Indiana a state of political mystery

Democratic presidential hopeful, Sen. Barack Obama, D-Ill., shakes hands with supporters after a town hall-style meeting Friday at Munster Steel Co. in Munster, Ind. The state's primary election takes place Tuesday.

? The last time Karen Rhodes saw a presidential candidate come through town, it was Harry Truman giving ’em hell from the back of his train on a 1948 whistle-stop tour.

So it was a thrill for her when Hillary Clinton rolled in this week to do a little of the same. Rhodes and hundreds of neighbors lined up outside the high school gym, crowding into the home of the Kokomo Wildkats and cheering perhaps as much for their own moment in the political sun as for the candidate on the stage.

Indiana is one of two states to vote next Tuesday – along with North Carolina – and that’s drawing the spotlight to a state that hasn’t played a role in a Democratic presidential primary since 1968 and has been in play in a general election maybe only once since Truman rolled through.

All of which makes it unfamiliar political territory to candidates and a bit of a mystery to the rest of the country.

“We’re not really the same as Ohio or Illinois,” said Margaret Ferguson, a political scientist at Indiana University-Purdue University at Indianapolis. “We’re a very conservative state.”

Indiana hasn’t gone for a Democratic presidential candidate in the fall since it went along with the Lyndon Johnson landslide in 1964. Before that, you have to go back to Alf Landon in 1936.

It’s a small-town state with small-town values. Even with the highest number of factory jobs per capita of any state, many of Indiana’s jobs are in towns such as Kokomo, not in big cities.

License plates bear the words “In God We Trust” in letters almost as big as the license numbers. The capital city’s biggest newspaper, the Indianapolis Star, boasts a front-page motto taken from the Bible and maintained since Dan Quayle’s family owned it: “Where the spirit of the Lord is, there is Liberty.”

Polls find the competition for the Democratic presidential primary close between New York Sen. Clinton and Illinois Sen. Barack Obama, who could lose in a state bordering his home for the first time.

Each can count on different parts of the state.

Obama can depend on a strong vote in the “region,” cities such as Gary and Hammond that are close to Chicago, heavily African-American and more attuned to Chicago than to Indiana.

He also should win the 7th congressional district in and around Indianapolis, said Joe McDowell, a political scientist at Indiana State University.

Clinton should win across southern Indiana, a part of the state that’s more Kentucky than Midwest.

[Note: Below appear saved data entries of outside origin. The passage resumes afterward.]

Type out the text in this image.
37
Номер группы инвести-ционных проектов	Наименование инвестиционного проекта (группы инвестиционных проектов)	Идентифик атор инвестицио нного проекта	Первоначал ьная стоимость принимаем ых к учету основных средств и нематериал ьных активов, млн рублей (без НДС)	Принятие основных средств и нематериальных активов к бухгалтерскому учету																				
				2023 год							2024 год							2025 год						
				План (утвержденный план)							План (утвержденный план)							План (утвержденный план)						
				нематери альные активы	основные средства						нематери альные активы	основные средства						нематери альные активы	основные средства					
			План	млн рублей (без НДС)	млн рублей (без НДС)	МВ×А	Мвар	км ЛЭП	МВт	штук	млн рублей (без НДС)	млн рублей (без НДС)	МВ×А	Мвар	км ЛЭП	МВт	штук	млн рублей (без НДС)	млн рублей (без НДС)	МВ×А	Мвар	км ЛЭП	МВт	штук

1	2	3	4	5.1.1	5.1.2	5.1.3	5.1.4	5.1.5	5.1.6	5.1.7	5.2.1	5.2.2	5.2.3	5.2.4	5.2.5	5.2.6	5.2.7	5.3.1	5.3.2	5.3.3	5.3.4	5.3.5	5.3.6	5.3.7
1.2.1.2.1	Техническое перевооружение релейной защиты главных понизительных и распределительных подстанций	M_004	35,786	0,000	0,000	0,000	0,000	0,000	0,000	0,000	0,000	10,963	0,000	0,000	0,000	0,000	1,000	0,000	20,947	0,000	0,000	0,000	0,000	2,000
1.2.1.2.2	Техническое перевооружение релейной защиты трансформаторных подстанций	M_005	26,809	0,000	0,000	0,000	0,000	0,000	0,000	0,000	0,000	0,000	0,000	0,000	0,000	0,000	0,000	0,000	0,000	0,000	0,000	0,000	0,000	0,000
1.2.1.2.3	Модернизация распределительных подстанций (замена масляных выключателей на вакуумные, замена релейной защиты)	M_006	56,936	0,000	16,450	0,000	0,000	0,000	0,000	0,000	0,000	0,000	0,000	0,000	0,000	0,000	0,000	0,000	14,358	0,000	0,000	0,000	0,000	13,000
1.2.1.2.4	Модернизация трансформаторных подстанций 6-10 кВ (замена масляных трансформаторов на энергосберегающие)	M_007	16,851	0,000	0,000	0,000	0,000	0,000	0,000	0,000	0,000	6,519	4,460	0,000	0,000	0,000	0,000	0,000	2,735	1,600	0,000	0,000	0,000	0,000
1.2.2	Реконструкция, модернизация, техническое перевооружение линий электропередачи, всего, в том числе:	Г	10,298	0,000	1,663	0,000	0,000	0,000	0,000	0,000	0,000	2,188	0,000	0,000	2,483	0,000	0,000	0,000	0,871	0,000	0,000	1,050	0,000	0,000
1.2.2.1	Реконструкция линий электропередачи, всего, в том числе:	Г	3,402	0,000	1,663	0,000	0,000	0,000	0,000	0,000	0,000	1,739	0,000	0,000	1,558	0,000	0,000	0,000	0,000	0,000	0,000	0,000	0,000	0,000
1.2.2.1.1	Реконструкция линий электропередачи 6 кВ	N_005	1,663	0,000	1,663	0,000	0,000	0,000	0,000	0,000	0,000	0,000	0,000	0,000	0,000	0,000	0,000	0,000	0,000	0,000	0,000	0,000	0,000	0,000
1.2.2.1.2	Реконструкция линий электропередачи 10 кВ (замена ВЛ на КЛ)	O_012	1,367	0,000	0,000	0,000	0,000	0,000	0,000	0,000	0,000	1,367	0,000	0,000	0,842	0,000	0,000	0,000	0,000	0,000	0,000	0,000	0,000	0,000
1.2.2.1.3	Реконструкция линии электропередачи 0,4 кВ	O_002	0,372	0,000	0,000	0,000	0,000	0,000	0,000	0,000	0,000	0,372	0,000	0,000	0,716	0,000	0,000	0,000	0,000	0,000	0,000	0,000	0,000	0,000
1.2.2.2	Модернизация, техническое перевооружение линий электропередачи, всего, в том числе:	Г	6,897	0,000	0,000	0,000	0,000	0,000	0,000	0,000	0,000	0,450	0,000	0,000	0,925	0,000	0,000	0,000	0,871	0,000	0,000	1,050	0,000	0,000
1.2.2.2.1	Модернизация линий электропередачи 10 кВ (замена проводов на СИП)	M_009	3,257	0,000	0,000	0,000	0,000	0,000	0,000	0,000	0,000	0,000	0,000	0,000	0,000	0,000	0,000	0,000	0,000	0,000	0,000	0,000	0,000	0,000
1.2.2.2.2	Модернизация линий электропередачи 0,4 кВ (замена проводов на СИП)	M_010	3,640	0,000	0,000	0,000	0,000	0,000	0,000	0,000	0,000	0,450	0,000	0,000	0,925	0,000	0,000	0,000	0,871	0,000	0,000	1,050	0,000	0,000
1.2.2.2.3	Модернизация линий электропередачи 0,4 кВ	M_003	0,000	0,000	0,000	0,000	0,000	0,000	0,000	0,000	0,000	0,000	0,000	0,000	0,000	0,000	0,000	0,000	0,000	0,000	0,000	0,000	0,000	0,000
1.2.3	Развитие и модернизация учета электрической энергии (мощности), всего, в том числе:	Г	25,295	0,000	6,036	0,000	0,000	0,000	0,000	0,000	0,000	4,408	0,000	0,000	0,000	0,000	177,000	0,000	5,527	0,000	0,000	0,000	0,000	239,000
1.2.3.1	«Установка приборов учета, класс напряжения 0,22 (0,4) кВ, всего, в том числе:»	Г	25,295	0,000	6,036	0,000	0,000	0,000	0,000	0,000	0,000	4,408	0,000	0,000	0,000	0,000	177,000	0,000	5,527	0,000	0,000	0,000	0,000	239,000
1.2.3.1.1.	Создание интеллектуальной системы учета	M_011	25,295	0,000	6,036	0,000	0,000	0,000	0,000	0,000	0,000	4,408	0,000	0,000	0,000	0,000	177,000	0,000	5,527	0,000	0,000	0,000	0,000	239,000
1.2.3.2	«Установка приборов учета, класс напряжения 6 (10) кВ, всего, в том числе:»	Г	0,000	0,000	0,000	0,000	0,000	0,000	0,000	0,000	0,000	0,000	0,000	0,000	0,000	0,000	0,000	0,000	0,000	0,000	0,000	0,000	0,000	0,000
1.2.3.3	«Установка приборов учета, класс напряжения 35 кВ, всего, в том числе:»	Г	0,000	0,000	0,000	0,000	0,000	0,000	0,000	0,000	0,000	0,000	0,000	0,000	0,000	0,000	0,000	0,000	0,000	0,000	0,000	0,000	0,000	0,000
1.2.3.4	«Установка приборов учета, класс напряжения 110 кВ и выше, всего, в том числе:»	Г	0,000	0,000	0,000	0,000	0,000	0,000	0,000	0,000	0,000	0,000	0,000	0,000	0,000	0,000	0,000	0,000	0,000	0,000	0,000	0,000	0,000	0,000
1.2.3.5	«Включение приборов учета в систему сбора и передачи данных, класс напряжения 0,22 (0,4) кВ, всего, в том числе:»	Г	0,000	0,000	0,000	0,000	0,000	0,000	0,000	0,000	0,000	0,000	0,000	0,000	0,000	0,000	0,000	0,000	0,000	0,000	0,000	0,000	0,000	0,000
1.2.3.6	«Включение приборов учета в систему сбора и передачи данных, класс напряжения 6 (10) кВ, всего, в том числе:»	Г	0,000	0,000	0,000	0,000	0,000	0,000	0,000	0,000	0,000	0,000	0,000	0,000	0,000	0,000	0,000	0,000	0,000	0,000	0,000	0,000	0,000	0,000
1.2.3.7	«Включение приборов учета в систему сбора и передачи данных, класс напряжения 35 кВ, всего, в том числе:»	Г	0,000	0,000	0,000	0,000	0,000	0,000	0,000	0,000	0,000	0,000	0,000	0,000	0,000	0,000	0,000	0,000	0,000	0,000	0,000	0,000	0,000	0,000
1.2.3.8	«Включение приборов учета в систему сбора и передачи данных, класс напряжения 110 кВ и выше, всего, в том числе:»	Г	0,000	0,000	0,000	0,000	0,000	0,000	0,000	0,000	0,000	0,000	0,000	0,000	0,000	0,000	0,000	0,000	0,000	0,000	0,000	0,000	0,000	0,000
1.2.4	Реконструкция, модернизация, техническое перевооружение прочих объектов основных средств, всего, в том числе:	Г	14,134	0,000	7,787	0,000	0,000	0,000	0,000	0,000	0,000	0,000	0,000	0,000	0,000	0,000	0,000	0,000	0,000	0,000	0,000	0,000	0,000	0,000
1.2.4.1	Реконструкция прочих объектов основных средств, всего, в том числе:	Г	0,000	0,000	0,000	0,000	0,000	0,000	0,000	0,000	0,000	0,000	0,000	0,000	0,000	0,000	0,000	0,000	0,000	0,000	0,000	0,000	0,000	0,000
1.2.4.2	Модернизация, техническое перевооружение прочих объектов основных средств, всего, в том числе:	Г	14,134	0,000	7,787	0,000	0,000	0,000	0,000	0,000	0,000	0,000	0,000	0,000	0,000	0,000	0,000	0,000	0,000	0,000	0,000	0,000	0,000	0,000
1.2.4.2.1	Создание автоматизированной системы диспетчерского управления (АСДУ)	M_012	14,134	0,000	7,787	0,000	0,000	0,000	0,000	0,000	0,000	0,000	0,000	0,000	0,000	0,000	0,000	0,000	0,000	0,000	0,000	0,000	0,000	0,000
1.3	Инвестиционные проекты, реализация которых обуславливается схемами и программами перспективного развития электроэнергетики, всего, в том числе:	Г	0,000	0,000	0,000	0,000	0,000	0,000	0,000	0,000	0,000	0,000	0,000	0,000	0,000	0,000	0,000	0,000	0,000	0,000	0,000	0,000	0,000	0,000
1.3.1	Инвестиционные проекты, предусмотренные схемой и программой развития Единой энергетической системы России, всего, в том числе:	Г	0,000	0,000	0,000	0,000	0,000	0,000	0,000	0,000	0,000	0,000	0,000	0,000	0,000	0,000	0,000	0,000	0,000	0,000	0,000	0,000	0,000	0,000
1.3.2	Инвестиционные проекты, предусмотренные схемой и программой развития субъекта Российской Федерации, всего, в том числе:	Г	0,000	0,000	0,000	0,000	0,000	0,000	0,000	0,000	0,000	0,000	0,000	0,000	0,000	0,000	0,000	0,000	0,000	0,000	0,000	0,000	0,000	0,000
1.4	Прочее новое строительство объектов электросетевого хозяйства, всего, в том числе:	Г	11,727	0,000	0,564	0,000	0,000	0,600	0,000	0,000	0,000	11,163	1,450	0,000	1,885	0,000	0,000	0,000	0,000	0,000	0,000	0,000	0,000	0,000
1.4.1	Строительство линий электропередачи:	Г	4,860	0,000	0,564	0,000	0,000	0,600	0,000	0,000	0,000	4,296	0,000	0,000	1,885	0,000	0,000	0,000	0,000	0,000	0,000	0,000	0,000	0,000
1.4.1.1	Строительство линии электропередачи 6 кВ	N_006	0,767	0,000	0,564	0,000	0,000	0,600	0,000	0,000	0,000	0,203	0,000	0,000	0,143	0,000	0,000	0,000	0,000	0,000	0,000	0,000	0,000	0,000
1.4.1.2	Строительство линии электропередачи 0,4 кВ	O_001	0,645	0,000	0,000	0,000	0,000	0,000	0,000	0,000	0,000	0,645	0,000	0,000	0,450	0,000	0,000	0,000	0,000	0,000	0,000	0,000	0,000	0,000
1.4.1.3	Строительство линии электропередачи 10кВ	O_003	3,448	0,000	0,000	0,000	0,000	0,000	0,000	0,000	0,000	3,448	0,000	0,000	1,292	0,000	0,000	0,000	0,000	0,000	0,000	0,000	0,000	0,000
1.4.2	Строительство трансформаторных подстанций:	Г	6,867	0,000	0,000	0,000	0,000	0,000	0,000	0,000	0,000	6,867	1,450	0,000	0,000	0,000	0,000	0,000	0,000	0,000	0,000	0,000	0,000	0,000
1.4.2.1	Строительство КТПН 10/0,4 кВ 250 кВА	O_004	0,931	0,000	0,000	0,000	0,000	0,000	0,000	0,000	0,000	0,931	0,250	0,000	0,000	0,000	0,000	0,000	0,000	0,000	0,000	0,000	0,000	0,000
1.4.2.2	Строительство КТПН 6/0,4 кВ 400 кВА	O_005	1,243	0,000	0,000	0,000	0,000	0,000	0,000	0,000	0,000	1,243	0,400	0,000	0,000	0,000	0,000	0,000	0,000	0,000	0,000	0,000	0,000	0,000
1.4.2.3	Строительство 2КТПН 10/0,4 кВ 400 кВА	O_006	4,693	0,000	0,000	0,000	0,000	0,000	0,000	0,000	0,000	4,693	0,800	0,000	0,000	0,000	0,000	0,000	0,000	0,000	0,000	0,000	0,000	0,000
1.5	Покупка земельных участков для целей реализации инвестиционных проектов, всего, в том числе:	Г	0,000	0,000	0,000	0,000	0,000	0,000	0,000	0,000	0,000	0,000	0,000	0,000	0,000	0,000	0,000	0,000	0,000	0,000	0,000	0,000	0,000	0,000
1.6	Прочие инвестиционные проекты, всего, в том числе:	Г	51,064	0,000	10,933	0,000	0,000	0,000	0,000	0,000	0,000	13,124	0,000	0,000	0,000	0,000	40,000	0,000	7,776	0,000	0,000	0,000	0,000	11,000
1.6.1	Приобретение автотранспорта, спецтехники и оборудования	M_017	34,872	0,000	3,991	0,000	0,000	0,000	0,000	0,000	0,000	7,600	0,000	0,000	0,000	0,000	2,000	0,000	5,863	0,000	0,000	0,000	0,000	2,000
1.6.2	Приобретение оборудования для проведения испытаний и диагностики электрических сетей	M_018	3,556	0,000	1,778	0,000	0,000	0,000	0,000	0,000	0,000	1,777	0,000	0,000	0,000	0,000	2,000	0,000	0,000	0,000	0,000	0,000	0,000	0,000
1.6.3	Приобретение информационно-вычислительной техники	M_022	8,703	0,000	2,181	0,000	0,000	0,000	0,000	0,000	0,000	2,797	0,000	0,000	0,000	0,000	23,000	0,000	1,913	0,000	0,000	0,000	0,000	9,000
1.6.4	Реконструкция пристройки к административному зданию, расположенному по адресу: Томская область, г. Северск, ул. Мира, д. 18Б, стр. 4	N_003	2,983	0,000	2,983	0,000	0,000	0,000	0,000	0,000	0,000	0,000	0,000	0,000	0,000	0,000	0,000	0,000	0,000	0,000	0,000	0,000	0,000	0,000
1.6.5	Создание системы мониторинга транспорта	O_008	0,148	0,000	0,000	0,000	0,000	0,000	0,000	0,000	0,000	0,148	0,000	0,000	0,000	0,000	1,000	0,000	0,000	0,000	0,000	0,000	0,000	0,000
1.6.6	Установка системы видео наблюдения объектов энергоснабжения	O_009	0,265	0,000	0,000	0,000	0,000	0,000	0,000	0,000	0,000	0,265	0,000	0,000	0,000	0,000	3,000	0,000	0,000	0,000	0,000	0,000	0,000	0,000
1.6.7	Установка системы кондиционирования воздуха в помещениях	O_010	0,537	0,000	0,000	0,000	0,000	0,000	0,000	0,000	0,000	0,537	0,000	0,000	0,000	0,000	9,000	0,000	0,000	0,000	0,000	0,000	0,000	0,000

“Everything else is up for grabs,” McDowell said. “It looks like Clinton is making some good inroads from Indy up to Kokomo, over to Lafayette and up to South Bend. She has a constituency with an older population, non-college-educated, rural and small town. She’s seen as the less dangerous candidate, more traditional.”

Indeed, while the economy and factory jobs dominate talk among Indiana Democrats, their personal appraisals of the two candidates also influence their thinking.

In Indianapolis, for example, Obama supporters are drawn to his cool manner and promise of a new style of politics as much as to his proposals. And they dismiss the recent complaints about his relationship to the Rev. Jeremiah Wright.

Will Nichols, an auto-plant supervisor from Indianapolis, worries about what he’ll do when his factory shuts down as scheduled in two years.

He likes Obama and thinks the brouhaha over Wright was overblown, even though he doesn’t agree with what Wright said. “He can’t control what the guy says,” Nichols said.

Also, he simply doesn’t like Clinton. “I really don’t like the tone of her campaign,” he said.

In a place such as Kokomo, however, Obama faces skeptical working-class Democrats, and Clinton finds friends such as Steve Shallenberger, an electrician and union official from the International Brotherhood of Electrical Workers.

The economy tops his list of concerns. Union electricians have work, thanks to the construction of a football stadium and non-union auto plants moving into the state. But the local Delphi plant cut pay for unskilled production workers from $28 an hour to $14, and locals are anxious.

Shallenberger likes Clinton. “She’s in touch with working people,” he said. “I feel comfortable with her.

But not Obama. “I’m worried about his pastor,” Shallenberger said. “If that’s the background he comes from, that worries me.”